Lack of Concomitant Expression of ICAM-1 and HLA-DR on Bile Duct Cells from Patients with Primary Sclerosing Cholangitis and Primary Biliary Cirrhosis

Abstract

In both primary biliary cirrhosis (PBC) and primary sclerosing cholangitis (PSC) prominent infiltrates of lymphocytes surround the bile ducts, on which an abberrant expression of major histocompatibility complex class II antigens has been found, suggesting that the immune system is involved in the biliary destruction. Since the lymphocytes presumably must adhere to the bile ducts to initiate a cell-to-cell-mediated destruction, we have studied the expression of the lymphocyte function-associated antigen-1 (LFA-1) together with its ligand, the intercellular adhesion molecule-1 (ICAM-1), and the expression of HLA-DR, using immunoperoxidase staining of cryostat sections from patients with PBC (n = 10), PSC (n = 13), and normal healthy controls (n = 6).

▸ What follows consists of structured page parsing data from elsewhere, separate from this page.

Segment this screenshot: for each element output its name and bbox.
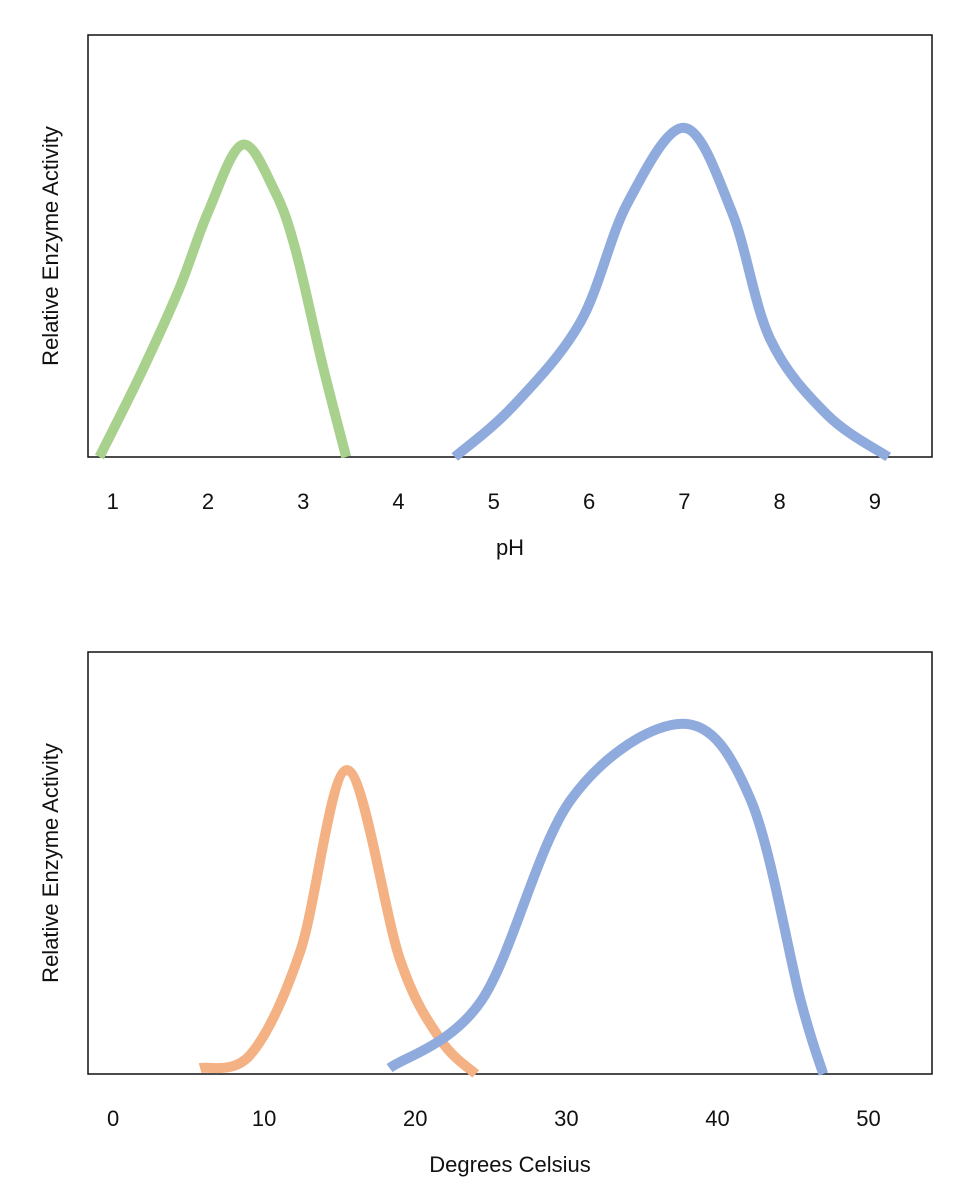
x-tick-label: 30 (554, 1106, 578, 1131)
activity-curve (386, 718, 828, 1076)
x-axis-label: Degrees Celsius (429, 1152, 590, 1177)
x-tick-label: 4 (392, 489, 404, 514)
plot-frame (87, 34, 933, 458)
x-tick-label: 8 (773, 489, 785, 514)
x-tick-label: 20 (403, 1106, 427, 1131)
x-tick-label: 10 (252, 1106, 276, 1131)
x-tick-label: 0 (107, 1106, 119, 1131)
x-tick-label: 6 (583, 489, 595, 514)
x-tick-label: 7 (678, 489, 690, 514)
x-tick-label: 1 (107, 489, 119, 514)
activity-curve (94, 139, 351, 460)
x-tick-label: 9 (869, 489, 881, 514)
x-tick-label: 2 (202, 489, 214, 514)
x-tick-label: 40 (705, 1106, 729, 1131)
x-tick-label: 5 (488, 489, 500, 514)
activity-curve (198, 765, 480, 1078)
plot-frame (87, 651, 933, 1075)
y-axis-label: Relative Enzyme Activity (38, 743, 63, 983)
activity-curve (451, 122, 892, 462)
y-axis-label: Relative Enzyme Activity (38, 126, 63, 366)
x-tick-label: 50 (856, 1106, 880, 1131)
x-tick-label: 3 (297, 489, 309, 514)
x-axis-label: pH (496, 535, 524, 560)
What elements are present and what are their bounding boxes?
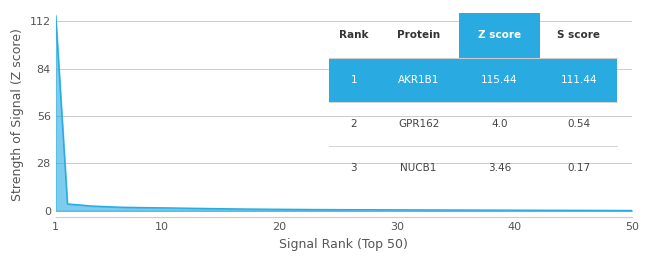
Text: Z score: Z score <box>478 30 521 40</box>
Text: 111.44: 111.44 <box>560 75 597 85</box>
Bar <box>459 13 540 58</box>
Bar <box>330 58 618 102</box>
Text: 3.46: 3.46 <box>488 163 511 173</box>
Text: 3: 3 <box>350 163 357 173</box>
Text: 0.17: 0.17 <box>567 163 590 173</box>
Text: AKR1B1: AKR1B1 <box>398 75 439 85</box>
Text: 4.0: 4.0 <box>491 119 508 129</box>
Text: Rank: Rank <box>339 30 369 40</box>
X-axis label: Signal Rank (Top 50): Signal Rank (Top 50) <box>280 238 408 251</box>
Text: S score: S score <box>557 30 600 40</box>
Text: Protein: Protein <box>397 30 440 40</box>
Y-axis label: Strength of Signal (Z score): Strength of Signal (Z score) <box>11 28 24 201</box>
Text: 0.54: 0.54 <box>567 119 590 129</box>
Text: 2: 2 <box>350 119 357 129</box>
Text: GPR162: GPR162 <box>398 119 439 129</box>
Text: 1: 1 <box>350 75 357 85</box>
Text: 115.44: 115.44 <box>481 75 517 85</box>
Text: NUCB1: NUCB1 <box>400 163 437 173</box>
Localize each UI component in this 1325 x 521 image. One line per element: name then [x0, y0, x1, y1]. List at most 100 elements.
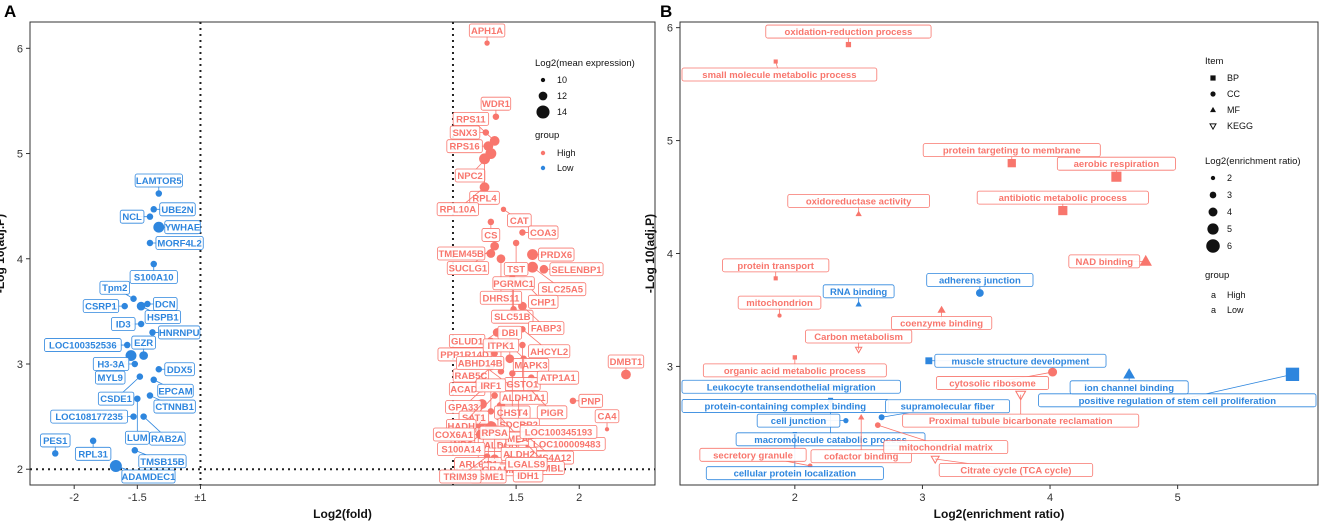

Most lymphocytes expressed LFA-1. ICAM-1 expression was found on hepatocytes from 9 of 10 PBC and 10 of 13 PSC patients but was not seen on hepatocytes from the controls. Hepatocytes expressing HLA-DR were only found in one patient with PBC. None of the septal bile ducts expressed ICAM-1, and only one PSC patient and three PBC patients expressed ICAM-1 on their interlobular bile ducts. The bile ducts in 22 of 23 patients, however, expressed HLA-DR. Proliferating bile ductules from two PBC patients and three PSC patients showed a concomitant expression of ICAM-1 and HLA-DR. None of the bile ducts from the controls expressed ICAM-1 or HLA-DR. Thus, since most bile ducts involved in the disease process of both PBC and PSC lack expression of ICAM-1, other adhesion molecules must be involved if a cell-to-cell-mediated destruction accounts for the biliary destruction in these two disease states. Furthermore, the lack of concomitant expression of HLA-DR and ICAM-1 on the bile ducts in PBC and PSC indicates that other regulatory mechanisms exist in the biliary epithelium than in most other epithelial cells.